|
MANAJEMEN
MEMORI
Manajemen
Memori merupakan salah satu bagian terpenting pada sistem
operasi. Sejak awal komputer digunakan untuk keperluan
komputasi, kebutuhan akan memori yang lebih besar dibandingkan
dengan keadaan fisik memori di dalam sistem terus meningkat.
Berbagai perhitungan dan strategi terus dilakukan untuk
mengatasi keterbatasan ukuran memori fisik.
Strategi
yang dikenal untuk mengatasi hal tersebut adalah memori maya.
Memori maya menyebabkan sistem seolah-olah memiliki banyak
memori dibandingkan dengan keadaan memori fisik yang
sebenarnya. Memori maya tidak saja memberikan peningkatan
komputasi, akan tetapi memori maya juga memiliki bberapa
keuntungan seperti :
Membuat
sistem operasi seakan-akan memiliki jumlah memori melebihi
kapasitas memori fisik yang ada. Dalam hal ini memori maya
memiliki ukuran yang lebih besar daripada ukuran memori fisik.
Setiap
proses di dalam sistem memiliki virtual address space.

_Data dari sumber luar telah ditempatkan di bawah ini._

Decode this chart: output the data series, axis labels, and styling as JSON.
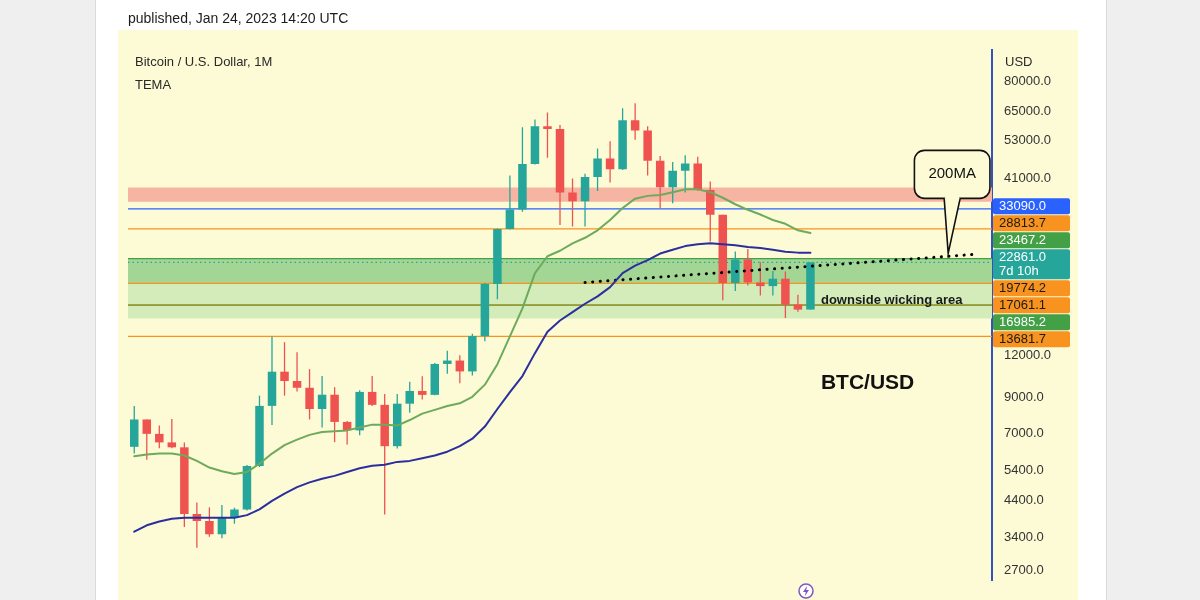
{
  "chart_data": {
    "type": "candlestick",
    "title": "Bitcoin / U.S. Dollar, 1M",
    "subtitle": "TEMA",
    "ylabel": "USD",
    "annotations": [
      "published, Jan 24, 2023 14:20 UTC",
      "BTC/USD"
    ],
    "categories": [
      null,
      null,
      null,
      null,
      null,
      null,
      null,
      null,
      null,
      null,
      null,
      null,
      null,
      null,
      null,
      null,
      null,
      null,
      null,
      null,
      null,
      null,
      null,
      null,
      null,
      null,
      null,
      null,
      null,
      null,
      null,
      null,
      null,
      null,
      null,
      null,
      null,
      null,
      null,
      null,
      null,
      null,
      null,
      null,
      null,
      null,
      null,
      null,
      null,
      null,
      null,
      null,
      null,
      null,
      null,
      null,
      null,
      null,
      null,
      null,
      null,
      null,
      null,
      null,
      null,
      null,
      null,
      null,
      null
    ],
    "ohlc": [
      [
        6370,
        8460,
        6080,
        7700
      ],
      [
        7700,
        7700,
        5830,
        6970
      ],
      [
        6970,
        7380,
        6310,
        6570
      ],
      [
        6570,
        7730,
        6310,
        6350
      ],
      [
        6350,
        6570,
        3660,
        4000
      ],
      [
        4000,
        4330,
        3170,
        3810
      ],
      [
        3810,
        4190,
        3420,
        3480
      ],
      [
        3480,
        4260,
        3380,
        3890
      ],
      [
        3890,
        4180,
        3740,
        4130
      ],
      [
        4130,
        5620,
        4100,
        5580
      ],
      [
        5580,
        9080,
        5540,
        8460
      ],
      [
        8460,
        13670,
        7410,
        10720
      ],
      [
        10720,
        13150,
        9080,
        10050
      ],
      [
        10050,
        12270,
        9340,
        9590
      ],
      [
        9590,
        10910,
        7700,
        8280
      ],
      [
        8280,
        10400,
        7280,
        9140
      ],
      [
        9140,
        9630,
        6580,
        7570
      ],
      [
        7570,
        7620,
        6470,
        7140
      ],
      [
        7140,
        9430,
        6900,
        9320
      ],
      [
        9320,
        10400,
        8460,
        8520
      ],
      [
        8520,
        9180,
        3990,
        6400
      ],
      [
        6400,
        9180,
        6300,
        8590
      ],
      [
        8590,
        10000,
        8070,
        9380
      ],
      [
        9380,
        10380,
        8840,
        9130
      ],
      [
        9130,
        11380,
        9100,
        11310
      ],
      [
        11310,
        12400,
        10560,
        11580
      ],
      [
        11580,
        12010,
        9900,
        10740
      ],
      [
        10740,
        13950,
        10450,
        13720
      ],
      [
        13720,
        19800,
        13230,
        19680
      ],
      [
        19680,
        28900,
        17690,
        28780
      ],
      [
        28780,
        41740,
        28700,
        32940
      ],
      [
        32940,
        58240,
        32460,
        45170
      ],
      [
        45170,
        61440,
        45000,
        58610
      ],
      [
        58610,
        64540,
        47180,
        57590
      ],
      [
        57590,
        59210,
        29610,
        37100
      ],
      [
        37100,
        40860,
        29280,
        34910
      ],
      [
        34910,
        42200,
        29280,
        41280
      ],
      [
        41280,
        50300,
        37480,
        46960
      ],
      [
        46960,
        52880,
        39720,
        43590
      ],
      [
        43590,
        66480,
        43310,
        61160
      ],
      [
        61160,
        68830,
        53430,
        56960
      ],
      [
        56960,
        58610,
        41740,
        46180
      ],
      [
        46180,
        47700,
        33160,
        38460
      ],
      [
        38460,
        45760,
        34400,
        43110
      ],
      [
        43110,
        48010,
        37100,
        45290
      ],
      [
        45290,
        47490,
        37480,
        37720
      ],
      [
        37720,
        39980,
        26420,
        31780
      ],
      [
        31780,
        31780,
        17570,
        19810
      ],
      [
        19810,
        24660,
        18740,
        23320
      ],
      [
        23320,
        25090,
        19480,
        19890
      ],
      [
        19890,
        22880,
        18180,
        19390
      ],
      [
        19390,
        21540,
        18180,
        20410
      ],
      [
        20410,
        21460,
        15550,
        17050
      ],
      [
        17050,
        18260,
        16230,
        16480
      ],
      [
        16480,
        22861,
        16480,
        22861
      ],
      null,
      null,
      null,
      null,
      null,
      null,
      null,
      null,
      null,
      null,
      null,
      null,
      null,
      null
    ],
    "colors": [
      "#26a69a",
      "#ef5350",
      "#ef5350",
      "#ef5350",
      "#ef5350",
      "#ef5350",
      "#ef5350",
      "#26a69a",
      "#26a69a",
      "#26a69a",
      "#26a69a",
      "#26a69a",
      "#ef5350",
      "#ef5350",
      "#ef5350",
      "#26a69a",
      "#ef5350",
      "#ef5350",
      "#26a69a",
      "#ef5350",
      "#ef5350",
      "#26a69a",
      "#26a69a",
      "#ef5350",
      "#26a69a",
      "#26a69a",
      "#ef5350",
      "#26a69a",
      "#26a69a",
      "#26a69a",
      "#26a69a",
      "#26a69a",
      "#26a69a",
      "#ef5350",
      "#ef5350",
      "#ef5350",
      "#26a69a",
      "#26a69a",
      "#ef5350",
      "#26a69a",
      "#ef5350",
      "#ef5350",
      "#ef5350",
      "#26a69a",
      "#26a69a",
      "#ef5350",
      "#ef5350",
      "#ef5350",
      "#26a69a",
      "#ef5350",
      "#ef5350",
      "#26a69a",
      "#ef5350",
      "#ef5350",
      "#26a69a",
      null,
      null,
      null,
      null,
      null,
      null,
      null,
      null,
      null,
      null,
      null,
      null,
      null,
      null
    ],
    "series": [
      {
        "type": "line",
        "color": "#6daa5c",
        "values": [
          5970,
          6040,
          6080,
          6080,
          6000,
          5780,
          5520,
          5380,
          5280,
          5350,
          5670,
          6080,
          6450,
          6700,
          6920,
          7060,
          7100,
          7140,
          7280,
          7430,
          7430,
          7380,
          7670,
          8020,
          8230,
          8450,
          8610,
          9010,
          9800,
          11290,
          13690,
          16610,
          21220,
          23840,
          24770,
          26080,
          27100,
          28530,
          30640,
          33310,
          35530,
          36220,
          36450,
          37160,
          37890,
          37890,
          37160,
          35750,
          34180,
          32890,
          31840,
          30640,
          29850,
          28530,
          27990,
          null,
          null,
          null,
          null,
          null,
          null,
          null,
          null,
          null,
          null,
          null,
          null,
          null,
          null
        ]
      },
      {
        "type": "line",
        "color": "#2b2f9e",
        "values": [
          3540,
          3700,
          3800,
          3870,
          3900,
          3900,
          3900,
          3900,
          3900,
          3970,
          4130,
          4380,
          4610,
          4820,
          4980,
          5110,
          5210,
          5350,
          5490,
          5590,
          5630,
          5740,
          5780,
          5890,
          6000,
          6160,
          6400,
          6740,
          7330,
          8280,
          9300,
          10400,
          12190,
          14140,
          15280,
          16190,
          17160,
          18060,
          19260,
          21220,
          22340,
          23220,
          24290,
          24930,
          25580,
          25910,
          26080,
          25910,
          25740,
          25410,
          25250,
          24930,
          24610,
          24450,
          24450,
          null,
          null,
          null,
          null,
          null,
          null,
          null,
          null,
          null,
          null,
          null,
          null,
          null,
          null
        ]
      },
      {
        "type": "line",
        "name": "200MA",
        "color": "#000000",
        "line_style": "dotted",
        "values": [
          null,
          null,
          null,
          null,
          null,
          null,
          null,
          null,
          null,
          null,
          null,
          null,
          null,
          null,
          null,
          null,
          null,
          null,
          null,
          null,
          null,
          null,
          null,
          null,
          null,
          null,
          null,
          null,
          null,
          null,
          null,
          null,
          null,
          null,
          null,
          null,
          19890,
          20010,
          20140,
          20270,
          20390,
          20520,
          20650,
          20780,
          20910,
          21040,
          21170,
          21300,
          21440,
          21570,
          21710,
          21840,
          21980,
          22110,
          22250,
          22390,
          22530,
          22670,
          22810,
          22960,
          23100,
          23240,
          23390,
          23540,
          23680,
          23830,
          23990,
          24140,
          null
        ]
      }
    ],
    "ref_lines": [
      {
        "axis": "y",
        "value": 33090.0,
        "label": "33090.0",
        "color": "#2962ff"
      },
      {
        "axis": "y",
        "value": 28813.7,
        "label": "28813.7",
        "color": "#f7931e"
      },
      {
        "axis": "y",
        "value": 23467.2,
        "label": "23467.2",
        "color": "#43a047"
      },
      {
        "axis": "y",
        "value": 22861.0,
        "label": "22861.0\n7d 10h",
        "color": "#26a69a",
        "line_style": "dotted"
      },
      {
        "axis": "y",
        "value": 19774.2,
        "label": "19774.2",
        "color": "#f7931e"
      },
      {
        "axis": "y",
        "value": 17061.1,
        "label": "17061.1",
        "color": "#f7931e"
      },
      {
        "axis": "y",
        "value": 16985.2,
        "label": "16985.2",
        "color": "#43a047"
      },
      {
        "axis": "y",
        "value": 13681.7,
        "label": "13681.7",
        "color": "#f7931e"
      }
    ],
    "bands": [
      {
        "axis": "y",
        "from": 34800,
        "to": 38400,
        "color": "#f6b5a2"
      },
      {
        "axis": "y",
        "from": 19774.2,
        "to": 23467.2,
        "color": "#a3d694"
      },
      {
        "axis": "y",
        "from": 15500,
        "to": 19774.2,
        "label": "downside wicking area",
        "color": "#d3ecba"
      }
    ],
    "log": true,
    "ylim": [
      2530,
      99600
    ],
    "yticks": [
      {
        "value": 2700,
        "label": "2700.0"
      },
      {
        "value": 3400,
        "label": "3400.0"
      },
      {
        "value": 4400,
        "label": "4400.0"
      },
      {
        "value": 5400,
        "label": "5400.0"
      },
      {
        "value": 7000,
        "label": "7000.0"
      },
      {
        "value": 9000,
        "label": "9000.0"
      },
      {
        "value": 12000,
        "label": "12000.0"
      },
      {
        "value": 41000,
        "label": "41000.0"
      },
      {
        "value": 53000,
        "label": "53000.0"
      },
      {
        "value": 65000,
        "label": "65000.0"
      },
      {
        "value": 80000,
        "label": "80000.0"
      }
    ]
  }
}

Virtual address space tiap proses berbeda dengan proses
yang lainnya lagi, sehingga apapun yang terjadi pada sebuah
proses tidak akan berpengaruh secara langsung pada proses
lainnya. Demikian juga dengan mekanisme yang digunakan memori
maya pada perangkat keras yang akan melakukan proteksi sebuah
area di memori, sehingga tidak dapat dilakukan proses penulisan
ke area tersebut. Mekanisme ini dipakai untuk memproteksi kode
dan data agar tidak ditimpa (overwriten) oleh aplikasi
lainnya.
Memory
mapping digunakan untuk melakukan pemetaan image dan
file-file data ke dalam alamat proses. Pada pemetaan memori,
isi dari file akan di link secara langsung ke dalam
virtual address space dari proses.
Digunakan
oleh Manajemen Memori untuk membagi penggunaan memori fisik
secara "adil" ke setiap proses yang berjalan pada
sistem.
Meskipun
tiap proses menggunakan address space yang berbeda dari
memori maya, ada kalanya sebuah proses dihadapkan untuk saling
berbagi penggunaan memori. Sebagai contoh, jika terdapat
beberapa proses di dalam sistem yang menjalankan perintah shell
bash. Daripada harus memiliki beberapa salinan perintah
bash pada setiap virtual address space, akan
lebih baik jika hanya ada satu salinan perintah pada memori
fisik dan semua proses yang menjalankan bash akan
berbagi penggunaan sumber daya memori tersebut. Contoh lainnya
adalah dinamic library yang mengeksekusi kode dengan
membaginya ke beberapa proses.
Shared
memory juga dapat digunakan sebagai mekanisme pengaturan
komunikasi antar proses (IPC), dengan dua atau beberapa proses
yang menggunakan informasi melalui memori dan mengembalikan
informasi tersebut ke proses yang menggunakannya.